16. A method comprising: causing two tubing segments to be coupled via a device, the tubing segments used on one of a catheter hub, dialysis line, or blood line connection, the device comprising: a shell that comprises an upper portion and a lower portion, the upper portion coupled to the lower portion via a mechanical bearing hinge on a first shell side, the upper portion defining a first upper slot and a second upper slot, the lower portion defining a first lower slot and a second lower slot, the periphery of the upper portion having a tongue and the periphery of the lower portion having a corresponding groove such that the tongue of the upper portion fits into the groove of the lower portion, the upper portion comprising an upper wing on the first shell side and a clasp on a second shell side, the lower portion comprising a lower wing on the first shell side and defining a clasp receptacle on the second shell side, the upper wing and the lower wing graspable to separate the upper portion from the lower portion, wherein when the upper portion is closably coupled to the lower portion: the clasp is engaged with the clasp receptacle;the first upper slot and the first lower slot define a first tubing aperture;the second upper slot and the second lower slot define a second tubing aperture; andthe tongue fits in the groove.

17. The method of claim 16, wherein: the first tubing aperture has a first lip and a second lip, the first lip and the second lip constructed to grip a fluid line.

18. The method of claim 16, wherein: the second tubing aperture has a first lip and a second lip, the first lip and the second lip constructed to grip a fluid line.

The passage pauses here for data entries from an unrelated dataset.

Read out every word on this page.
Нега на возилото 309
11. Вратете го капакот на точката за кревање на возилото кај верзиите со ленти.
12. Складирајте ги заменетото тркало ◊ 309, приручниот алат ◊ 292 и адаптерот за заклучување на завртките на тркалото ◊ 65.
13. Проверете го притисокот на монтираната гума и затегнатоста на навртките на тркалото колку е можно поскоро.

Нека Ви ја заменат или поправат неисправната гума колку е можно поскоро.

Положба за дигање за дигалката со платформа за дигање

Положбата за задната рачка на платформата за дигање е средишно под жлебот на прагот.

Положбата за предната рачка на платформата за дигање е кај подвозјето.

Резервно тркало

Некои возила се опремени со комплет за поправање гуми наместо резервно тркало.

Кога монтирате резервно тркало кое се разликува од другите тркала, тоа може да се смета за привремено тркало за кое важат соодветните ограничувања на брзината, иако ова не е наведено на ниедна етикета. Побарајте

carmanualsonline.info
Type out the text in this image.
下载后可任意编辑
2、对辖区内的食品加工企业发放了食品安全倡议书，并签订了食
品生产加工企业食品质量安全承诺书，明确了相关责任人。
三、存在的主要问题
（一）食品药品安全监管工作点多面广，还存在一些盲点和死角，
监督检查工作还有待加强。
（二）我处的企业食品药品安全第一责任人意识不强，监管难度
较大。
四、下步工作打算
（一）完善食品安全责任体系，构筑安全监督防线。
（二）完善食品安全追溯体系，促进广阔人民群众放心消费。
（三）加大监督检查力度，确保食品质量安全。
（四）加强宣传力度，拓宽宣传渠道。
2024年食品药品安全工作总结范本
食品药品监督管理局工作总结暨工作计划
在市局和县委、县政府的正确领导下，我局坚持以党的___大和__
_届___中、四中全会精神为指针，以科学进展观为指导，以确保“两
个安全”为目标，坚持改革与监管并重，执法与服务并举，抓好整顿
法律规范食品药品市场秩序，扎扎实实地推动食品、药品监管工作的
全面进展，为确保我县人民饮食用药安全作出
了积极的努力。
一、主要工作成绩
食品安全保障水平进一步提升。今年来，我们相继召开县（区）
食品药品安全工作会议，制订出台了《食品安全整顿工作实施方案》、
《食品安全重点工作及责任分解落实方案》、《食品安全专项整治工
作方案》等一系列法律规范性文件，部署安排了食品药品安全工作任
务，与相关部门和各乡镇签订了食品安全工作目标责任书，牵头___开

19. A method comprising: causing two tubing segments to be coupled via a device, the tubing segments used on one of a catheter hub, dialysis line, or blood line connection, the device comprising: a shell that comprises an upper portion and a lower portion, the upper portion coupled to the lower portion via a mechanical bearing hinge on a first shell side, the upper portion defining a first upper slot and a second upper slot, the lower portion defining a first lower slot and a second lower slot, the periphery of the upper portion having a tongue and the periphery of the lower portion having a corresponding groove such that the tongue of the upper portion fits into the groove of the lower portion, the upper portion comprising an upper wing on the first shell side and a clasp on a second shell side, the lower portion comprising a lower wing on the first shell side and defining a clasp receptacle on the second shell side, the upper wing and the lower wing graspable to separate the upper portion from the lower portion, wherein when the upper portion is closably coupled to the lower portion: the clasp is engaged with the clasp receptacle;the first upper slot and the first lower slot define a first tubing aperture;the second upper slot and the second lower slot define a second tubing aperture, the second tubing aperture comprising a nipple, the nipple comprising a cylindrical section and a tapered section, the cylindrical section constructed to substantially surround a fluid line, the tapered section constructed to substantially surround and grip a fluid line; andthe tongue fits in the groove.

20. The method of claim 19, wherein: the first tubing aperture has a first lip and a second lip, the first lip and the second lip constructed to grip a fluid line.